Moreover, a dragoon accoutred cannot lie on his back for the spurs that are on his heels, and the cartridge-box between his shoulders, nor on his right side for his haversack, nor on his left for his canteen and sword-hilt; thus, when harnessed, he has no resource but to sleep on his face with his nose and toes in the turf!
So the dreary night would pass—the trumpet pour its melancholy twang through the mist at daybreak, and amid the pestilential swamp we would groom our horses or imagine that we did so; pour the water out of our boots; partake of a ration biscuit soaked by the night rain to pulp, if nothing better could be had; denounce the Hanoverians for whom we, H.M. Scots Greys, endured all this discomfort, and then again resume the march, which ended on the 31st of September, when we joined Prince Ferdinand at Coesveldt, a small but fortified town in Westphalia.
On those long marches, Tom Kirkton—he had now attained the rank of troop-sergeant—and I had many a confab as of old, for on service rank makes little difference, if discipline be retained. He frequently and bluntly urged that I should "lay siege," as he phrased it, "to my pretty cousin, and marry her, and so quit this miserable work. Lay siege!" he added, on one occasion; "you don't require to do that, for I have no doubt she is anxious enough to hook you for the mere sake of being Lady Gauntlet."

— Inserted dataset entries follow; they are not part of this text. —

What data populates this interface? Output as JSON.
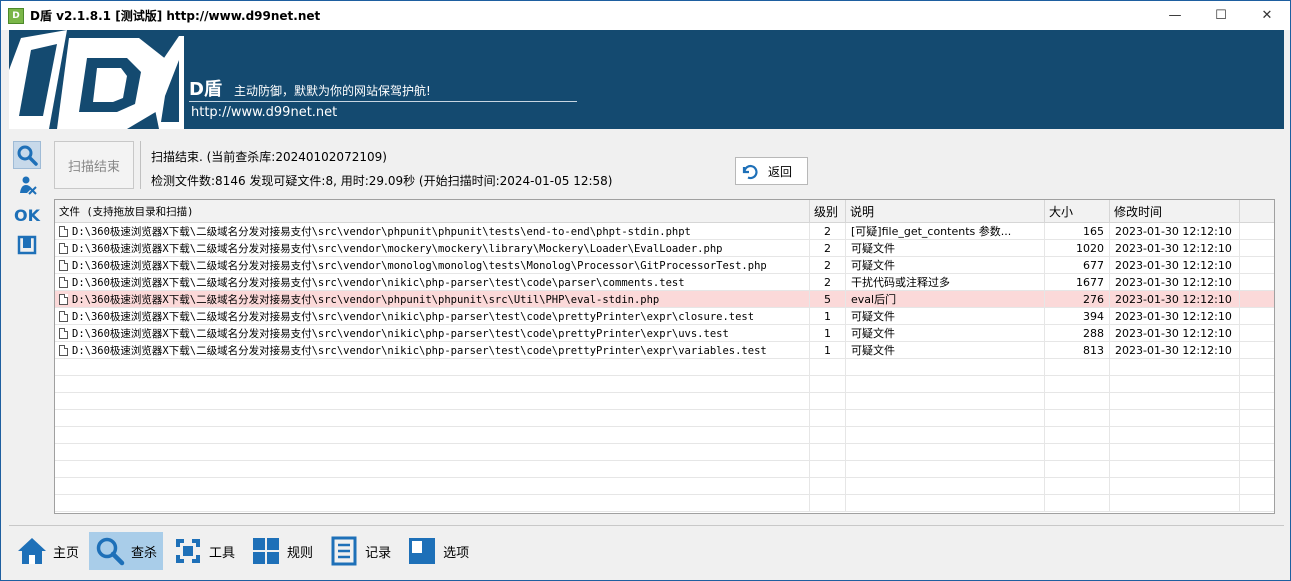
{
  "window": {
    "title": "D盾 v2.1.8.1 [测试版] http://www.d99net.net",
    "app_icon_text": "D盾",
    "minimize": "—",
    "maximize": "☐",
    "close": "✕"
  },
  "banner": {
    "brand": "D盾",
    "slogan": "主动防御，默默为你的网站保驾护航!",
    "url": "http://www.d99net.net"
  },
  "left_tools": {
    "ok_label": "OK"
  },
  "scan": {
    "button_label": "扫描结束",
    "status_line1": "扫描结束. (当前查杀库:20240102072109)",
    "status_line2": "检测文件数:8146 发现可疑文件:8, 用时:29.09秒 (开始扫描时间:2024-01-05 12:58)",
    "back_label": "返回"
  },
  "table": {
    "headers": [
      "文件 (支持拖放目录和扫描)",
      "级别",
      "说明",
      "大小",
      "修改时间"
    ],
    "rows": [
      {
        "file": "D:\\360极速浏览器X下载\\二级域名分发对接易支付\\src\\vendor\\phpunit\\phpunit\\tests\\end-to-end\\phpt-stdin.phpt",
        "level": "2",
        "desc": "[可疑]file_get_contents 参数...",
        "size": "165",
        "time": "2023-01-30 12:12:10"
      },
      {
        "file": "D:\\360极速浏览器X下载\\二级域名分发对接易支付\\src\\vendor\\mockery\\mockery\\library\\Mockery\\Loader\\EvalLoader.php",
        "level": "2",
        "desc": "可疑文件",
        "size": "1020",
        "time": "2023-01-30 12:12:10"
      },
      {
        "file": "D:\\360极速浏览器X下载\\二级域名分发对接易支付\\src\\vendor\\monolog\\monolog\\tests\\Monolog\\Processor\\GitProcessorTest.php",
        "level": "2",
        "desc": "可疑文件",
        "size": "677",
        "time": "2023-01-30 12:12:10"
      },
      {
        "file": "D:\\360极速浏览器X下载\\二级域名分发对接易支付\\src\\vendor\\nikic\\php-parser\\test\\code\\parser\\comments.test",
        "level": "2",
        "desc": "干扰代码或注释过多",
        "size": "1677",
        "time": "2023-01-30 12:12:10"
      },
      {
        "file": "D:\\360极速浏览器X下载\\二级域名分发对接易支付\\src\\vendor\\phpunit\\phpunit\\src\\Util\\PHP\\eval-stdin.php",
        "level": "5",
        "desc": "eval后门",
        "size": "276",
        "time": "2023-01-30 12:12:10"
      },
      {
        "file": "D:\\360极速浏览器X下载\\二级域名分发对接易支付\\src\\vendor\\nikic\\php-parser\\test\\code\\prettyPrinter\\expr\\closure.test",
        "level": "1",
        "desc": "可疑文件",
        "size": "394",
        "time": "2023-01-30 12:12:10"
      },
      {
        "file": "D:\\360极速浏览器X下载\\二级域名分发对接易支付\\src\\vendor\\nikic\\php-parser\\test\\code\\prettyPrinter\\expr\\uvs.test",
        "level": "1",
        "desc": "可疑文件",
        "size": "288",
        "time": "2023-01-30 12:12:10"
      },
      {
        "file": "D:\\360极速浏览器X下载\\二级域名分发对接易支付\\src\\vendor\\nikic\\php-parser\\test\\code\\prettyPrinter\\expr\\variables.test",
        "level": "1",
        "desc": "可疑文件",
        "size": "813",
        "time": "2023-01-30 12:12:10"
      }
    ],
    "selected_row": 4
  },
  "bottom_nav": [
    {
      "label": "主页",
      "icon": "home-icon"
    },
    {
      "label": "查杀",
      "icon": "search-icon"
    },
    {
      "label": "工具",
      "icon": "tools-icon"
    },
    {
      "label": "规则",
      "icon": "grid-icon"
    },
    {
      "label": "记录",
      "icon": "log-icon"
    },
    {
      "label": "选项",
      "icon": "options-icon"
    }
  ],
  "colors": {
    "banner_bg": "#144a70",
    "accent": "#1e70b8",
    "selected_row": "#fbd9d9",
    "active_nav": "#a9cde9"
  }
}
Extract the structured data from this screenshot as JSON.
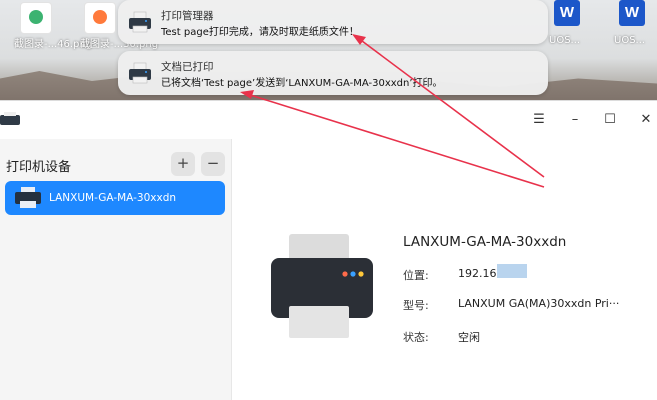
{
  "desktop": {
    "icons": [
      {
        "label": "截图录-...46.png"
      },
      {
        "label": "截图录-...30.png"
      },
      {
        "label": ""
      },
      {
        "label": ""
      },
      {
        "label": "UOS..."
      },
      {
        "label": "UOS..."
      }
    ],
    "word_icon_label": "W"
  },
  "notifications": [
    {
      "title": "打印管理器",
      "body": "Test page打印完成，请及时取走纸质文件！"
    },
    {
      "title": "文档已打印",
      "body": "已将文档‘Test page’发送到‘LANXUM-GA-MA-30xxdn’打印。"
    }
  ],
  "window": {
    "controls": {
      "menu": "☰",
      "minimize": "–",
      "maximize": "☐",
      "close": "✕"
    }
  },
  "sidebar": {
    "title": "打印机设备",
    "add_label": "+",
    "remove_label": "−",
    "devices": [
      {
        "name": "LANXUM-GA-MA-30xxdn"
      }
    ]
  },
  "detail": {
    "name": "LANXUM-GA-MA-30xxdn",
    "location_label": "位置:",
    "location_value": "192.168",
    "model_label": "型号:",
    "model_value": "LANXUM  GA(MA)30xxdn  Pri···",
    "status_label": "状态:",
    "status_value": "空闲"
  },
  "colors": {
    "accent": "#1e88ff",
    "arrow": "#e8324b"
  }
}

"This is most flattering, Tom; and so you would have me pander to a spirit so mercenary. Nay, nay; I cannot judge of her thus; and by this time perhaps she is the wife of Major Shirley, whom I left in possession of the field."

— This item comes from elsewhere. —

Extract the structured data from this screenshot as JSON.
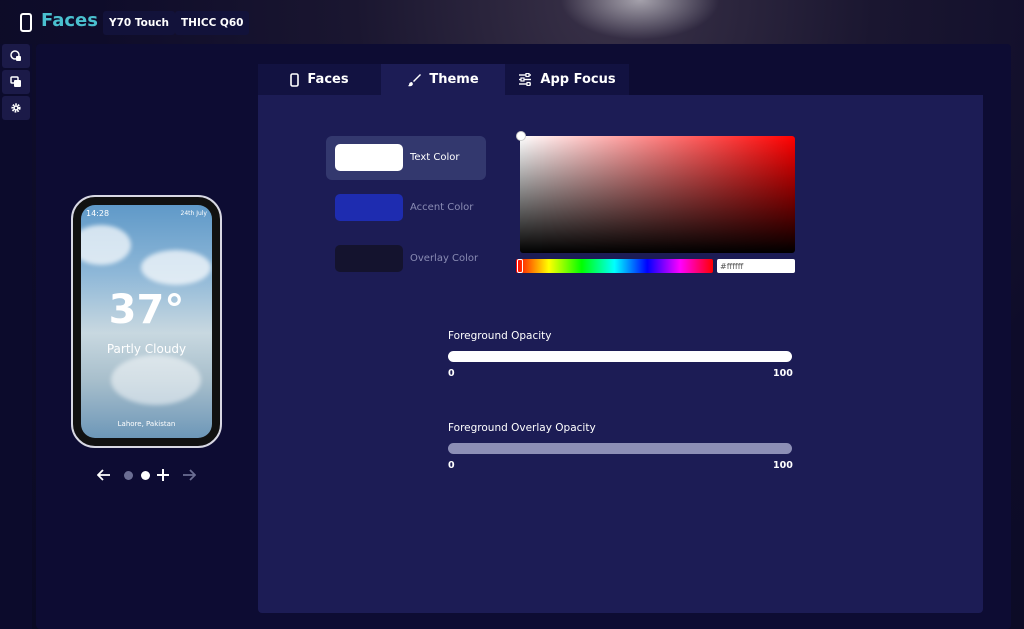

But Tom's advice, though heedlessly given, always rankled long and bitterly in my mind.
And now, lest the reader may naturally inquire what object we had in making a tour of Germany, I may briefly state that his Britannic Majesty's native and well-beloved Electorate of Hanover had been overrun by a French army, to expel whom, Prince Ferdinand of Brunswick had put himself at the head of the German troops, and to reinforce these, six regiments of British infantry and some cavalry had joined him, and were now under the command of Lord George Sackville. Since the accession of the house of Guelph to the throne, the whole taxes and energies of the British people had been systematically devoted to the defence of Hanover and the pauper princelings of Germany; just as in the preceding age they had been wasted in defence of King William's dearly-beloved Dutch; and it was not until the peace of Paris that, as an historian says, the nation "would no longer suffer the public treasure to be squandered on poor foreign princes under the name of subsidies, to enable them to fight their own battles, nor the blood of British soldiers to be spilt to water the forests and fertilize the plains of Germany."

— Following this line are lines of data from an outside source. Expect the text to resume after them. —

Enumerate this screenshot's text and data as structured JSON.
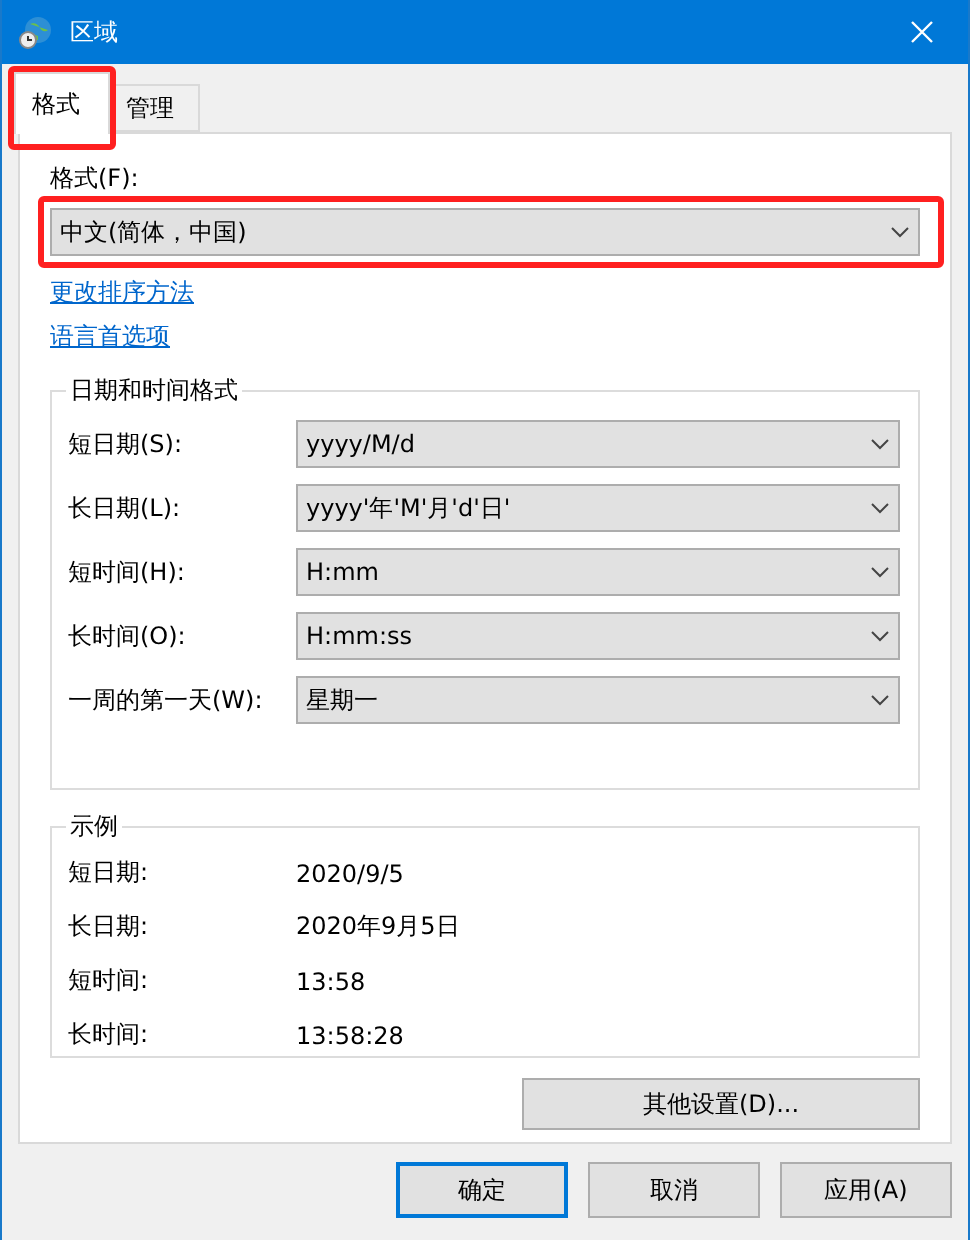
{
  "window": {
    "title": "区域"
  },
  "tabs": [
    {
      "label": "格式",
      "selected": true,
      "highlighted": true
    },
    {
      "label": "管理",
      "selected": false,
      "highlighted": false
    }
  ],
  "format": {
    "label": "格式(F):",
    "value": "中文(简体，中国)",
    "highlighted": true
  },
  "links": [
    "更改排序方法",
    "语言首选项"
  ],
  "date_time_formats": {
    "title": "日期和时间格式",
    "rows": [
      {
        "label": "短日期(S):",
        "value": "yyyy/M/d"
      },
      {
        "label": "长日期(L):",
        "value": "yyyy'年'M'月'd'日'"
      },
      {
        "label": "短时间(H):",
        "value": "H:mm"
      },
      {
        "label": "长时间(O):",
        "value": "H:mm:ss"
      },
      {
        "label": "一周的第一天(W):",
        "value": "星期一"
      }
    ]
  },
  "examples": {
    "title": "示例",
    "rows": [
      {
        "label": "短日期:",
        "value": "2020/9/5"
      },
      {
        "label": "长日期:",
        "value": "2020年9月5日"
      },
      {
        "label": "短时间:",
        "value": "13:58"
      },
      {
        "label": "长时间:",
        "value": "13:58:28"
      }
    ]
  },
  "additional_settings_button": "其他设置(D)...",
  "buttons": [
    {
      "label": "确定",
      "default": true
    },
    {
      "label": "取消",
      "default": false
    },
    {
      "label": "应用(A)",
      "default": false
    }
  ]
}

However, these are after-thoughts; of such we took little heed then, and cared less whom we fought, or where, remembering only a soldier's first duty—implicit obedience.
I shall briefly state that we skirmished through all Westphalia; that during these operations I received a slight pistol wound in the bridle hand; Colonel Preston had a horse shot under him, and Tom Kirkton a standard pole broken by a grape-shot, and so forth, until the month of November, when we retired to winter quarters at the little city of Alphen, in the Bishopric of Paderborn, where we remained quietly recruiting our energies for a new struggle in the early part of the ensuing year.
The allies, 34,000 strong, were led, as I have stated, by Ferdinand of Brunswick, one of the most celebrated generals of the age; but opposed to him were two maréchals of France, one, whose name found an echo in my heart, the Duc de Broglie, and the other M. de Contades, with 60,000 troops, the flower of the French line—men at whose hands the British and Hanoverians had suffered a series of reverses which made us long for spring, that the contest might be renewed and ended for ever.